Celebrar la Ascensión del Señor en el contexto guatemalteco es proclamar, en medio de tantas heridas históricas y sufrimientos sociales, que Dios no ha abandonado a su pueblo. Cristo asciende al Padre, pero no se desentiende de la humanidad; al contrario, permanece caminando con las comunidades que luchan diariamente por la vida, la justicia, la dignidad y el desarrollo humano integral y sostenible.

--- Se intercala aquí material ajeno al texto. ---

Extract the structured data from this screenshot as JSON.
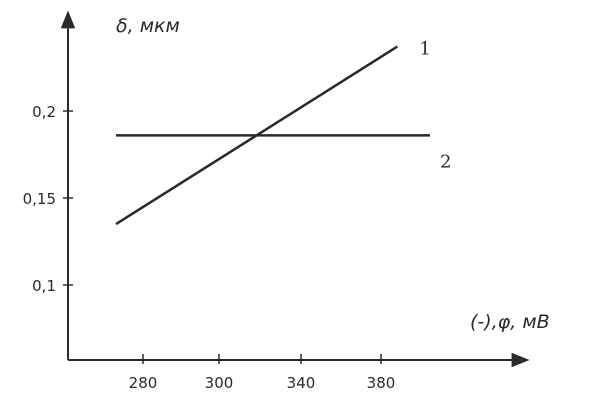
{
  "chart_data": {
    "type": "line",
    "title": "",
    "xlabel": "(-),φ, мВ",
    "ylabel": "δ, мкм",
    "x_ticks": [
      {
        "value": 280,
        "label": "280"
      },
      {
        "value": 300,
        "label": "300"
      },
      {
        "value": 340,
        "label": "340"
      },
      {
        "value": 380,
        "label": "380"
      }
    ],
    "y_ticks": [
      {
        "value": 0.1,
        "label": "0,1"
      },
      {
        "value": 0.15,
        "label": "0,15"
      },
      {
        "value": 0.2,
        "label": "0,2"
      }
    ],
    "series": [
      {
        "name": "1",
        "x": [
          270,
          390
        ],
        "values": [
          0.135,
          0.237
        ]
      },
      {
        "name": "2",
        "x": [
          270,
          410
        ],
        "values": [
          0.186,
          0.186
        ]
      }
    ],
    "grid": false,
    "colors": {
      "line": "#2a2a2a",
      "axis": "#2a2a2a"
    }
  }
}
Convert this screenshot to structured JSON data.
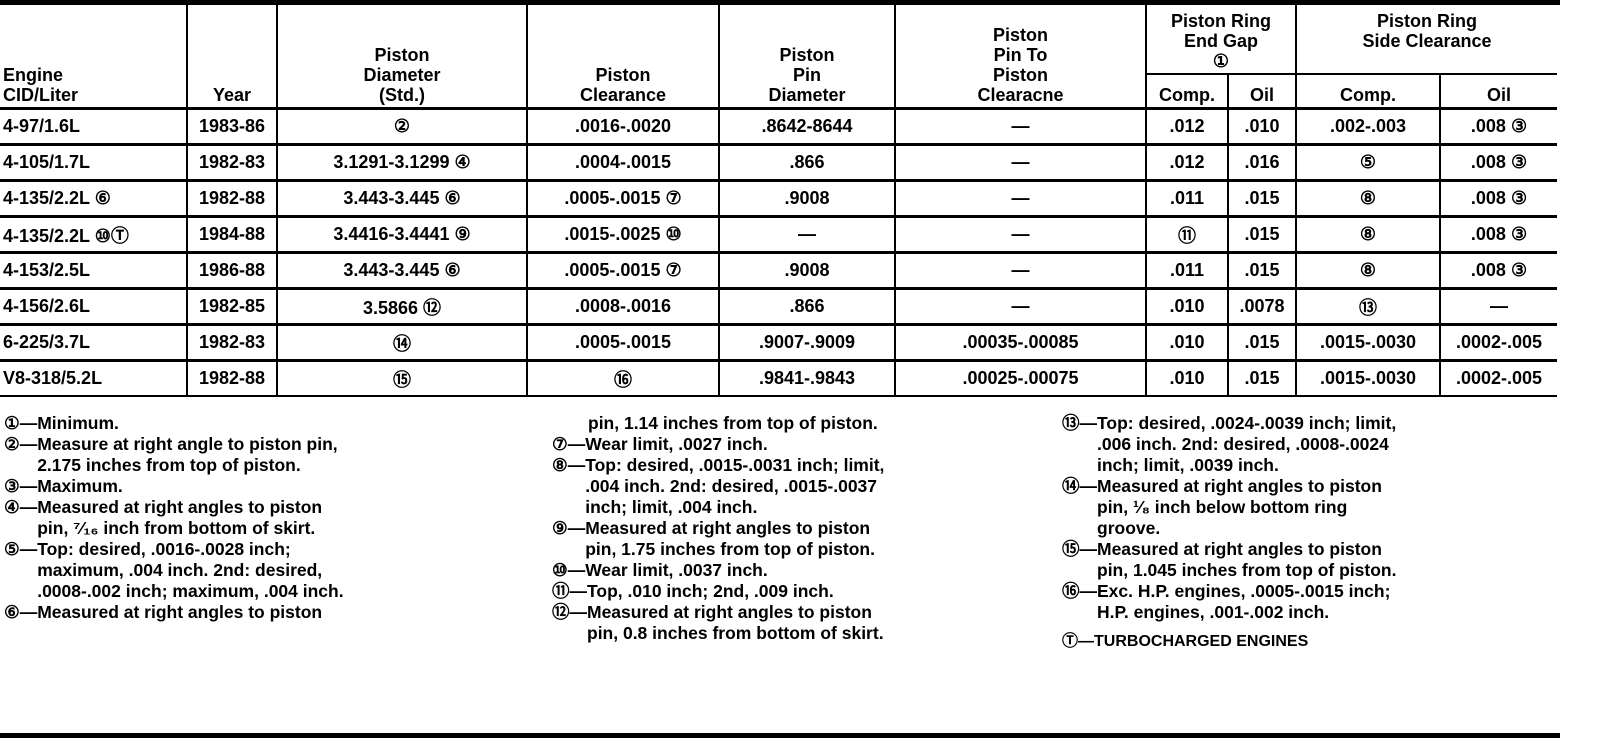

En Guatemala, donde muchas familias viven marcadas por la pobreza extrema, la migración forzada ahora criminalizada, la violencia de los grupos criminales, la corrupción en las instituciones del Estado, la impunidad en el sistema de justicia y la exclusión de los pueblos indígenas y campesinos, de obreros y jóvenes, la Ascensión se convierte en una solemnidad profundamente esperanzadora. Jesús glorificado lleva consigo nuestra humanidad herida. Él presenta ante el Padre el dolor de las madres que lloran a sus hijos migrantes o asesinados por las maras, el cansancio de los campesinos olvidados y empobrecidos, la incertidumbre de los jóvenes sin oportunidades y atrapados por las redes de narcotraficantes y el clamor de tantas comunidades que resisten el abandono, al despojo de sus tierras y la desigualdad.